1993

1994

GUSTAVE N'EST PAS MODERNE mise en scène Philippe Adrien

de Armando Llamas


Les protagonistes de Gustave n'est pas moderne ont pour noms Bouvard et Pécuchet. La référence à Flaubert et à son épopée de la bêtise humaine est explicite. Comme dans le roman, ces patronymes semblent avoir déteint sur les personnages qui ne sont pas sans rappeler leurs modèles. / C'est probablement là le mot clé du rapport à l'oeuvre de Llamas à Flaubert: on a beau être bête, (selon Flaubert), ou aveuglé, (selon Llamas), on sent bien qu'on en crève.

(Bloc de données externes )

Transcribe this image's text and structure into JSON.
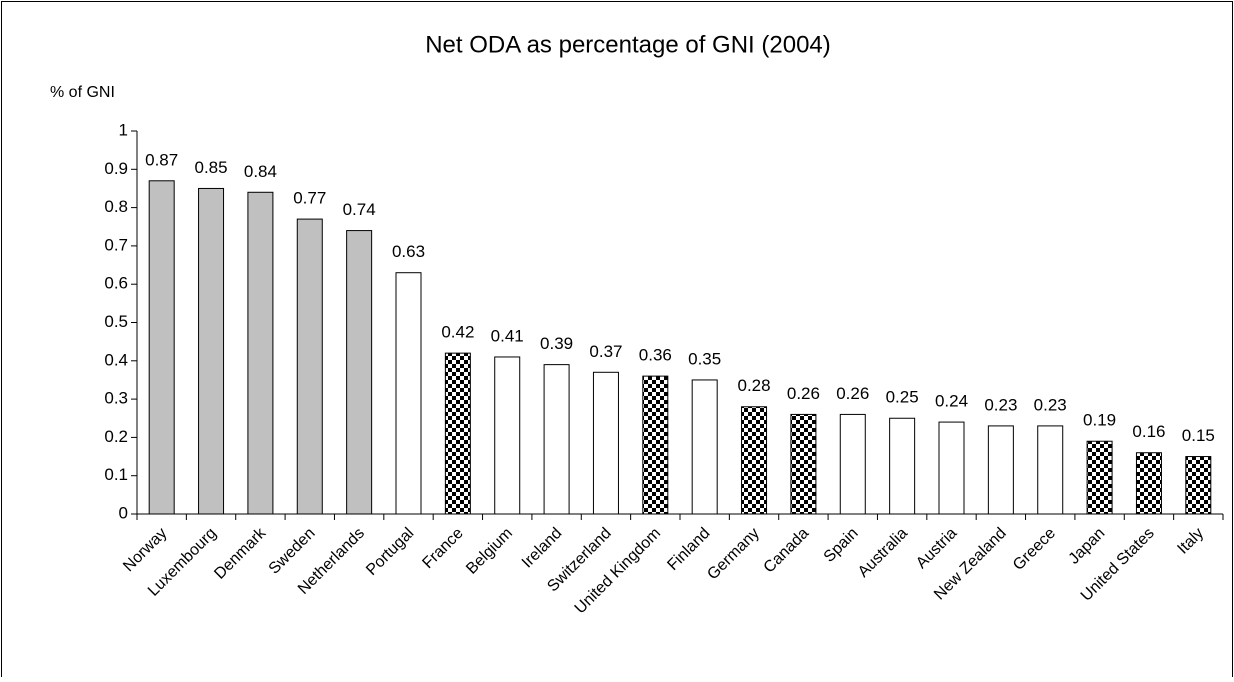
{
  "chart_data": {
    "type": "bar",
    "title": "Net ODA as percentage of GNI (2004)",
    "y_label": "% of GNI",
    "categories": [
      "Norway",
      "Luxembourg",
      "Denmark",
      "Sweden",
      "Netherlands",
      "Portugal",
      "France",
      "Belgium",
      "Ireland",
      "Switzerland",
      "United Kingdom",
      "Finland",
      "Germany",
      "Canada",
      "Spain",
      "Australia",
      "Austria",
      "New Zealand",
      "Greece",
      "Japan",
      "United States",
      "Italy"
    ],
    "values": [
      0.87,
      0.85,
      0.84,
      0.77,
      0.74,
      0.63,
      0.42,
      0.41,
      0.39,
      0.37,
      0.36,
      0.35,
      0.28,
      0.26,
      0.26,
      0.25,
      0.24,
      0.23,
      0.23,
      0.19,
      0.16,
      0.15
    ],
    "colors": [
      "#c0c0c0",
      "#c0c0c0",
      "#c0c0c0",
      "#c0c0c0",
      "#c0c0c0",
      "#ffffff",
      "checkered",
      "#ffffff",
      "#ffffff",
      "#ffffff",
      "checkered",
      "#ffffff",
      "checkered",
      "checkered",
      "#ffffff",
      "#ffffff",
      "#ffffff",
      "#ffffff",
      "#ffffff",
      "checkered",
      "checkered",
      "checkered"
    ],
    "ylim": [
      0,
      1
    ],
    "yticks": [
      0,
      0.1,
      0.2,
      0.3,
      0.4,
      0.5,
      0.6,
      0.7,
      0.8,
      0.9,
      1
    ],
    "grid": false
  }
}
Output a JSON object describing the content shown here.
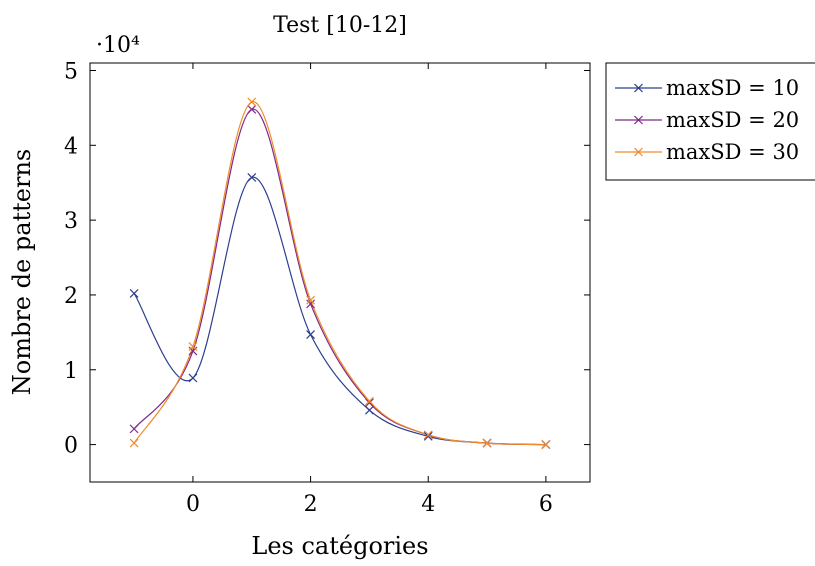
{
  "chart_data": {
    "type": "line",
    "title": "Test [10-12]",
    "xlabel": "Les catégories",
    "ylabel": "Nombre de patterns",
    "y_scale_label": "·10⁴",
    "xlim": [
      -1.75,
      6.75
    ],
    "ylim": [
      -0.5,
      5.1
    ],
    "x_ticks": [
      0,
      2,
      4,
      6
    ],
    "y_ticks": [
      0,
      1,
      2,
      3,
      4,
      5
    ],
    "x": [
      -1,
      0,
      1,
      2,
      3,
      4,
      5,
      6
    ],
    "series": [
      {
        "name": "maxSD = 10",
        "color": "#2c3e8f",
        "values": [
          2.02,
          0.89,
          3.57,
          1.47,
          0.46,
          0.11,
          0.02,
          0.0
        ]
      },
      {
        "name": "maxSD = 20",
        "color": "#7e2a8a",
        "values": [
          0.21,
          1.25,
          4.48,
          1.88,
          0.56,
          0.13,
          0.02,
          0.0
        ]
      },
      {
        "name": "maxSD = 30",
        "color": "#f28c28",
        "values": [
          0.02,
          1.31,
          4.58,
          1.93,
          0.58,
          0.13,
          0.02,
          0.0
        ]
      }
    ],
    "legend": {
      "placement": "outside-right-top"
    },
    "grid": false,
    "markers": "x"
  }
}
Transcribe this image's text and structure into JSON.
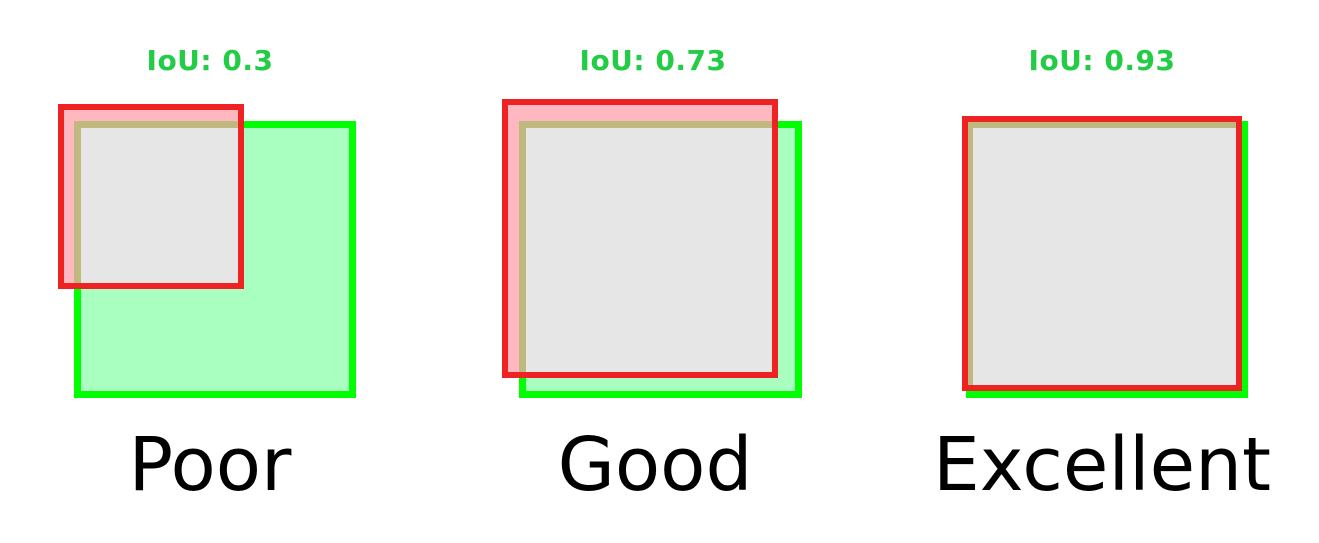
{
  "colors": {
    "ground_truth": "#00ff00",
    "prediction": "#ee2222",
    "overlap": "#e6e6e6",
    "label": "#22cc44"
  },
  "examples": [
    {
      "iou_label": "IoU: 0.3",
      "quality": "Poor"
    },
    {
      "iou_label": "IoU: 0.73",
      "quality": "Good"
    },
    {
      "iou_label": "IoU: 0.93",
      "quality": "Excellent"
    }
  ]
}
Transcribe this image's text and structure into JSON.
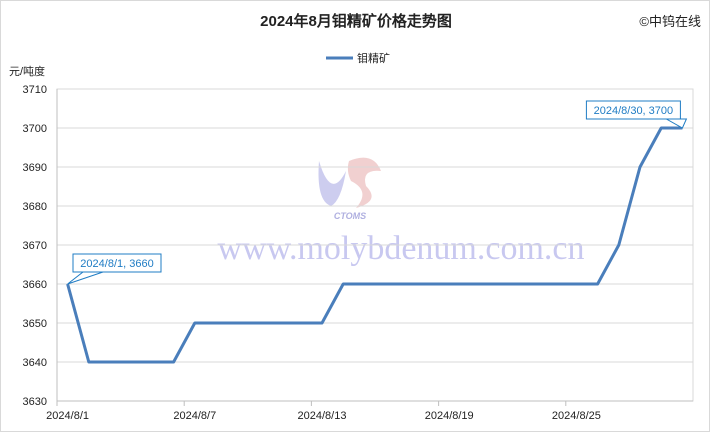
{
  "chart_data": {
    "type": "line",
    "title": "2024年8月钼精矿价格走势图",
    "copyright": "©中钨在线",
    "ylabel": "元/吨度",
    "ylim": [
      3630,
      3710
    ],
    "yticks": [
      3630,
      3640,
      3650,
      3660,
      3670,
      3680,
      3690,
      3700,
      3710
    ],
    "grid": true,
    "legend_position": "top",
    "xtick_labels": [
      "2024/8/1",
      "2024/8/7",
      "2024/8/13",
      "2024/8/19",
      "2024/8/25"
    ],
    "categories": [
      "2024/8/1",
      "2024/8/2",
      "2024/8/3",
      "2024/8/4",
      "2024/8/5",
      "2024/8/6",
      "2024/8/7",
      "2024/8/8",
      "2024/8/9",
      "2024/8/10",
      "2024/8/11",
      "2024/8/12",
      "2024/8/13",
      "2024/8/14",
      "2024/8/15",
      "2024/8/16",
      "2024/8/17",
      "2024/8/18",
      "2024/8/19",
      "2024/8/20",
      "2024/8/21",
      "2024/8/22",
      "2024/8/23",
      "2024/8/24",
      "2024/8/25",
      "2024/8/26",
      "2024/8/27",
      "2024/8/28",
      "2024/8/29",
      "2024/8/30"
    ],
    "series": [
      {
        "name": "钼精矿",
        "color": "#4a7ebb",
        "values": [
          3660,
          3640,
          3640,
          3640,
          3640,
          3640,
          3650,
          3650,
          3650,
          3650,
          3650,
          3650,
          3650,
          3660,
          3660,
          3660,
          3660,
          3660,
          3660,
          3660,
          3660,
          3660,
          3660,
          3660,
          3660,
          3660,
          3670,
          3690,
          3700,
          3700
        ]
      }
    ],
    "annotations": [
      {
        "text": "2024/8/1, 3660",
        "index": 0
      },
      {
        "text": "2024/8/30, 3700",
        "index": 29
      }
    ],
    "annotation_color": "#1f7cc4",
    "watermark": {
      "logo": "CTOMS",
      "text": "www.molybdenum.com.cn",
      "color": "#c8c8f0"
    }
  }
}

Nous sommes en 1994, 50 ans ont passé depuis l'holocauste, la première bombe atomique puis quelques temps plus tard l'explosion et le formidable effet de table rase des premières pièces de Beckett. Peu à peu, les histoires, la fiction ont repris leurs droits. Avec Armando Llamas nous retrouvons Bouvard et Pécuchet comme au sortir d'un abri anti-nucléaire, d'un souterrain, par lequel ils auraient transité jusqu'à nos jours. Débats politiques, problèmes de société, expériences scientifiques, recettes de cuisine, cassettes-vidéo porno stimulent leur énergie vitale. Ils ont retrouvé de bons motifs de poursuivre l'aventure. Et c'est reparti comme au XIXè siècle, ils quittent la capitale pour s'installer à la campagne. Mais sans le moindre projet: pas même de fromages de chèvre, ou de plants de cannabis...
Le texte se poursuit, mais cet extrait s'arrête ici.